Queen Elizabeth II formally became the oldest person to ever serve as monarch of the United Kingdom today. Until now, Queen Victoria held the record at 81 years and 243 days, but the present Queen is now officially one day older.
All commemorations of the Queen’s achievement beg an uncomfortable, underlying question. How much longer until she dies? It’s a very morbid matter to ponder, but the monarchy is by definition a rather morbid institution, and death is a routine part of its proper functioning. The Queen’s eventual death will undoubtedly trigger enormous constitutional controversy—and possibly even crisis—across the Commonwealth, and will likely usher in an intense wave of debate on the future of the Crown. It’s therefore a perfectly reasonable eventuality to speculate about, and so speculate I will.
It’s worth noting that of course I do not eagerly anticipate the Queen’s death, and I don’t bear the Queen any personal ill will. On the contrary, I think any reasonable person, be they republican or monarchist, liberal or conservative, will readily acknowledge that Elizabeth II is one of the great figures of the 20th Century, and an enormously important symbolic persona of our era, even if her political relevance was limited and flawed. I also think, however, that history will almost certainly record her as the “last great monarch” of England, and a fitting bookend to Britain’s long era of Empire and monarchy.
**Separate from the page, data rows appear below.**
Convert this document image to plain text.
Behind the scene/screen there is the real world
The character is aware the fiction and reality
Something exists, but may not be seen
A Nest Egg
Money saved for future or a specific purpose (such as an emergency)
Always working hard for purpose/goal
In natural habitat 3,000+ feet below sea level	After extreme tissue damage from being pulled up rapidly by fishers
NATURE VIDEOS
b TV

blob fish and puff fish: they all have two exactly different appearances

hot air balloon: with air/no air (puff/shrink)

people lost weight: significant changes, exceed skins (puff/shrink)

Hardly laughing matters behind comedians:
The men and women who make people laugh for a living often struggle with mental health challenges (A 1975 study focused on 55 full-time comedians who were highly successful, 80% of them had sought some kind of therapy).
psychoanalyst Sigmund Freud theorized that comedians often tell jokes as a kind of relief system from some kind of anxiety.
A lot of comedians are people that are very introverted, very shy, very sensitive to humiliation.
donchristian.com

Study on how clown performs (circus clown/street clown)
The Queen’s death will thus not be an orderly, formulaic, or unspectacular affair, the way the deaths of her father and grandfather were. It will instead be an enormously emotional episode, in which it will be brazenly obvious to all that a definitive era has concluded, and we are now entering an uncertain twilight period.
The irony of the Queen’s success as a constitutional monarch is that she has actually done a disservice to the long-term survival of the Crown by so successfully centralizing the entire institution in her own person. All of the royal poise, dignity, formality, and aloofness that monarchists love so much and claim are inherent values of the monarchy are really just the values that Elizabeth the individual have brought to the job. They will likely die with her. The Queen’s family, as we all know, is a highly dysfunctional and decidedly undignified brood, and in the modern era embarrassed monarchists have largely cut them out of the equation in detailing “what the monarchy is,” in favor of exclusively focusing on the elderly and delightfully out-of-touch Queen. But as Elizabeth ages, it is Charles, Camilla, and the two playboy princes who are poised to inherit the Queen’s world, and will be thoroughly incapable of sustaining it, either on a personal or institutional level. The present Queen does not give interviews, has kept her political views largely hidden, and enjoys the admiration of a deferential media that does not dare gossip about her eccentricities, intellect, or sex life. This cannot be said of any of her successors.
Once this gang takes over, the post-Elizabeth monarchy will thus become a mundane, uninspiring, born-and-bred creature of Tabloid culture, headed by people who are depressingly ordinary and unsettlingly human. King Charles or William or whoever will be constantly compared unfavorably to the Last Great Queen, and everyone will be unhappy and worse off. The Commonwealth realms will wonder why we are bothering to enshrine a boring British man as our Head of State, and the Brits will ask the same. The late 2010’s or 20’s could see the Crown die an undignified death at its lowest moment.
One has to resist the urge for schadenfreude. It would be nice for all involved if there could be some sort of negotiated, polite end to the British monarchy in both Britain and the Commonwealth, in which the institution could be calmly dissoveled upon the passing (or, ideally, abdication) of Elizabeth II. It could be an agreement reached by negotiation and consensus, preserving the pride of all affected parties.
She’s been around for 81 years, but Queen Elizabeth show can’t continue forever. The sooner we prepare for the post-Elizabeth period, the sooner we can ensure that the greatness of the woman is honored by a dignified conclusion to her era, rather than an arduous and muddled mess.